By Artem Mikryukov and Nvard Hovhannisyan
TAGHAVARD, Azerbaijan (Reuters) - Ethnic Armenian farmer Lenser Gabrielyan looks with sorrow at his land in the village of Taghavard, now cut off from him and his family under the terms of a peace deal which ended last year's war in the South Caucasus enclave of Nagorno-Karabakh.
Within weeks of the conflict's outbreak in September, military forces from Azerbaijan had entered Gabrielyan's picturesque mountain settlement and made big territorial gains.
A Russia-brokered ceasefire last November cemented Azeri advances in and around Nagorno-Karabakh, which is internationally recognised as a part of Azerbaijan but had been controlled by ethnic Armenians since the early 1990s, following the collapse of the Soviet Union.
The accord split Taghavard, which stretches for three kilometres along an unpaved road towards a mountain range and which had a pre-war population of over a thousand ethnic Armenians.
It also left Gabrielyan, who has lived there since his birth, with his house on one side of a new border and his farmland on the other.
"Now we have nothing to do," lamented the 65-year-old, as he walked near a barn that used to house livestock, but whose roof had since collapsed under shelling.
"I used to farm. But almost all the land was left under Azerbaijani control... No tractor is left here, all the equipment is in the hands of the Azeri side."
Azeri forces took control of the upper western end of the settlement. Those ethnic Armenians who did not flee now live in the east, protected by ethnic Armenian military units.
Gabrielyan's family, including his ten grandchildren, stayed. But like other families, they are now struggling to get by as fields where livestock used to graze and a nearby forest, where they used to chop firewood, are under Azeri control.
Before the war, his family kept sheep and pigs. Most of them were lost when the village became a battle field and Gabrielyan says his family will run out of firewood in a month.
"I don't know what to do," he said. "Everything is in ruins."
Before the war, residents also enjoyed running water to their homes from wells located in the upper part of the village. That access has now been lost.
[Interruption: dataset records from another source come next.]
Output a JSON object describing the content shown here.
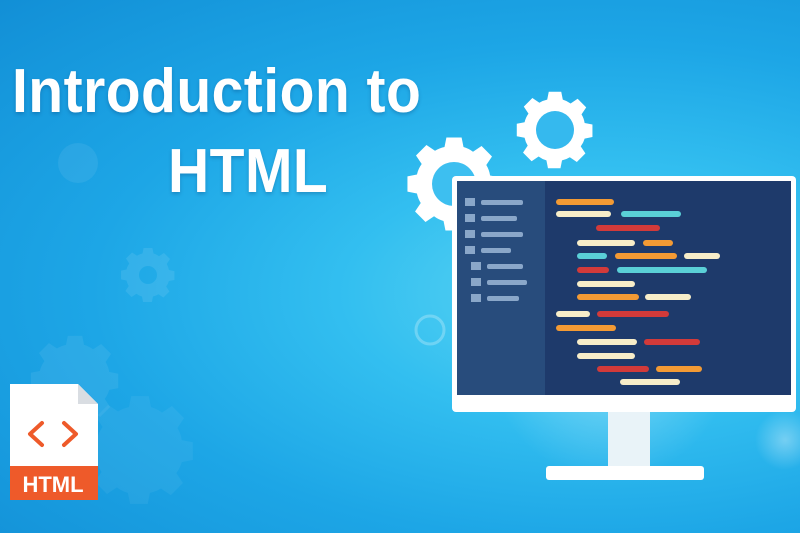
{
  "title": {
    "line1": "Introduction to",
    "line2": "HTML"
  },
  "file_icon": {
    "label": "HTML",
    "icon": "html-file-icon"
  },
  "colors": {
    "background": "#1da6e6",
    "monitor_screen": "#1e3a6b",
    "monitor_sidebar": "#2a4d7d",
    "code_orange": "#f39a34",
    "code_teal": "#5ad0d7",
    "code_red": "#d23a3a",
    "code_cream": "#f7edc9",
    "file_badge": "#ee5a2a"
  },
  "icons": [
    "gear-icon",
    "monitor-icon",
    "html-file-icon",
    "code-brackets-icon"
  ]
}
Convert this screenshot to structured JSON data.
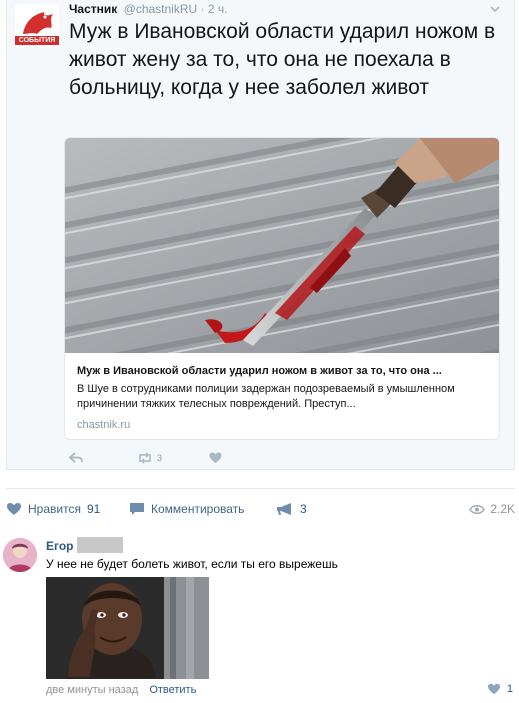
{
  "tweet": {
    "author_name": "Частник",
    "handle": "@chastnikRU",
    "time": "· 2 ч.",
    "avatar_badge": "СОБЫТИЯ",
    "text": "Муж в Ивановской области ударил ножом в живот жену за то, что она не поехала в больницу, когда у нее заболел живот",
    "link_card": {
      "title": "Муж в Ивановской области ударил ножом в живот за то, что она ...",
      "description": "В Шуе в сотрудниками полиции задержан подозреваемый в умышленном причинении  тяжких телесных повреждений. Преступ...",
      "domain": "chastnik.ru"
    },
    "actions": {
      "retweet_count": "3"
    }
  },
  "post_footer": {
    "like_label": "Нравится",
    "like_count": "91",
    "comment_label": "Комментировать",
    "share_count": "3",
    "views": "2.2K"
  },
  "comment": {
    "author": "Егор",
    "text": "У нее не будет болеть живот, если ты его вырежешь",
    "time": "две минуты назад",
    "reply_label": "Ответить",
    "like_count": "1"
  },
  "colors": {
    "vk_link": "#2a5885",
    "vk_icon": "#42648b",
    "tweet_bg": "#f5f8fa",
    "muted": "#939393"
  }
}
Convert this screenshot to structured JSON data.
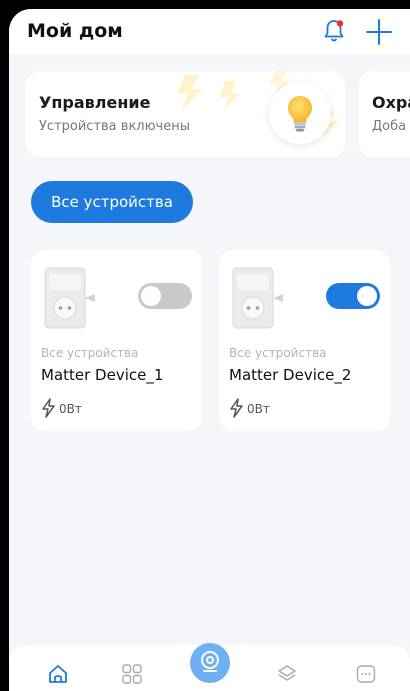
{
  "header": {
    "title": "Мой дом"
  },
  "summary_cards": [
    {
      "title": "Управление",
      "subtitle": "Устройства включены"
    },
    {
      "title": "Охра",
      "subtitle": "Доба"
    }
  ],
  "filter": {
    "label": "Все устройства"
  },
  "devices": [
    {
      "category": "Все устройства",
      "name": "Matter Device_1",
      "power": "0Вт",
      "state": "off"
    },
    {
      "category": "Все устройства",
      "name": "Matter Device_2",
      "power": "0Вт",
      "state": "on"
    }
  ],
  "colors": {
    "accent": "#1f7ae0",
    "background": "#f4f6f9",
    "toggle_off": "#c9c9c9",
    "bell_dot": "#e5322d"
  },
  "tabs": [
    "home-icon",
    "grid-icon",
    "camera-icon",
    "layers-icon",
    "message-icon"
  ]
}
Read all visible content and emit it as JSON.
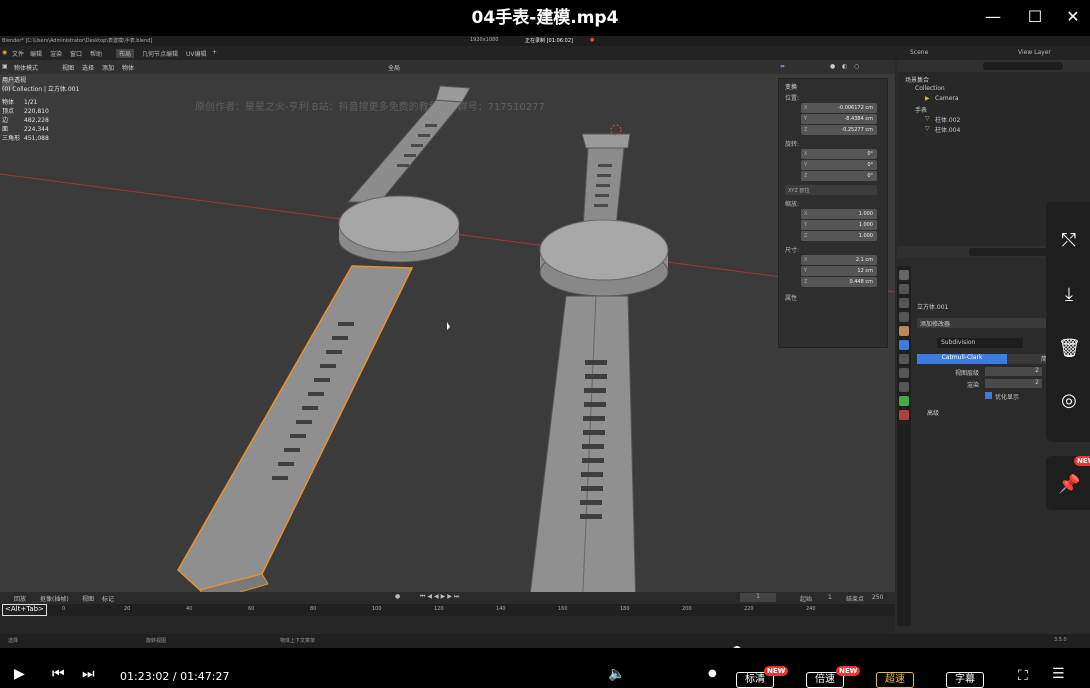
{
  "player": {
    "title": "04手表-建模.mp4",
    "time_text": "01:23:02 / 01:47:27",
    "btn_labels": [
      "标清",
      "倍速",
      "超速",
      "字幕"
    ],
    "new_badge": "NEW"
  },
  "blender": {
    "topbar": {
      "app": "Blender* [C:\\Users\\Administrator\\Desktop\\表建模\\手表.blend]",
      "resolution": "1920x1080",
      "recording": "正在录制 [01:06:02]"
    },
    "menus": [
      "文件",
      "编辑",
      "渲染",
      "窗口",
      "帮助"
    ],
    "workspace_tabs": [
      "布局",
      "几何节点编辑",
      "UV编辑"
    ],
    "scene": "Scene",
    "view_layer": "View Layer",
    "viewport": {
      "mode": "物体模式",
      "menus": [
        "视图",
        "选择",
        "添加",
        "物体"
      ],
      "transform_orientation": "全局",
      "view_label": "用户透视",
      "collection_line": "(0) Collection | 立方体.001",
      "stats": [
        {
          "k": "物体",
          "v": "1/21"
        },
        {
          "k": "顶点",
          "v": "220,810"
        },
        {
          "k": "边",
          "v": "482,228"
        },
        {
          "k": "面",
          "v": "224,344"
        },
        {
          "k": "三角形",
          "v": "451,088"
        }
      ],
      "watermark": "原创作者：星星之火-亨利      B站：抖音搜更多免费的教程      QQ群号：717510277"
    },
    "npanel": {
      "section": "变换",
      "location_label": "位置:",
      "location": [
        "-0.006172 cm",
        "-8.4384 cm",
        "-0.25277 cm"
      ],
      "rotation_label": "旋转:",
      "rotation": [
        "0°",
        "0°",
        "0°"
      ],
      "rotation_mode": "XYZ 欧拉",
      "scale_label": "缩放:",
      "scale": [
        "1.000",
        "1.000",
        "1.000"
      ],
      "dimensions_label": "尺寸:",
      "dimensions": [
        "2.1 cm",
        "12 cm",
        "0.448 cm"
      ],
      "attributes": "属性"
    },
    "outliner": {
      "root": "场景集合",
      "items": [
        "Collection",
        "Camera",
        "手表",
        "柱体.002",
        "柱体.004"
      ]
    },
    "properties": {
      "object_name": "立方体.001",
      "add_modifier": "添加修改器",
      "modifier_name": "Subdivision",
      "tabs": [
        "Catmull-Clark",
        "简单"
      ],
      "levels_viewport_label": "视图层级",
      "levels_viewport": "2",
      "render_label": "渲染",
      "render": "2",
      "optimal_label": "优化显示",
      "advanced": "高级"
    },
    "timeline": {
      "menus": [
        "回放",
        "抠像(插帧)",
        "视图",
        "标记"
      ],
      "current_frame": "1",
      "start_label": "起始",
      "start": "1",
      "end_label": "结束点",
      "end": "250",
      "ticks": [
        "0",
        "20",
        "40",
        "60",
        "80",
        "100",
        "120",
        "140",
        "160",
        "180",
        "200",
        "220",
        "240"
      ],
      "alt_tab": "<Alt+Tab>"
    },
    "statusbar": {
      "left": "选择",
      "mid1": "旋转视图",
      "mid2": "物体上下文菜单",
      "right": "3.5.0"
    }
  },
  "colors": {
    "accent": "#29a8ff",
    "selection_outline": "#e8932a",
    "badge": "#e33333"
  }
}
An alternative water source - a pipe located several hundred metres away from houses is now the only option. A Reuters reporter watched recently as residents brought several plastic bottles and metal cans of water loaded onto two donkeys back home. The journey took them around 30 minutes.
FEARS OF WAR
Gabrielyan's daughter-in-law, Minara, cried as she showed pictures of her brother, who was killed in combat on the same night when the peace deal was agreed.
She says she is scared to live in their house, which is only hundreds metres away from Azeri outposts, which are visible on sunny days.
"We don't know now what it is - war or peace? We can't go out freely or sleep calmly at night. We wake up from every noise because we are afraid," she said.
A Reuters reporter saw an Azerbaijani soldier on guard on a hillside overlooking the village, just several dozen metres away from ethnic Armenian military positions.
Lenser Gabrielyan picks up fragments of exploded shells when walking in a nearby field, still criss-crossed with trenches, and says it worries him that his grandchildren have to live so close to a hostile army.
"We're staying here," he said. "(But) I don't know what will happen. It is dangerous".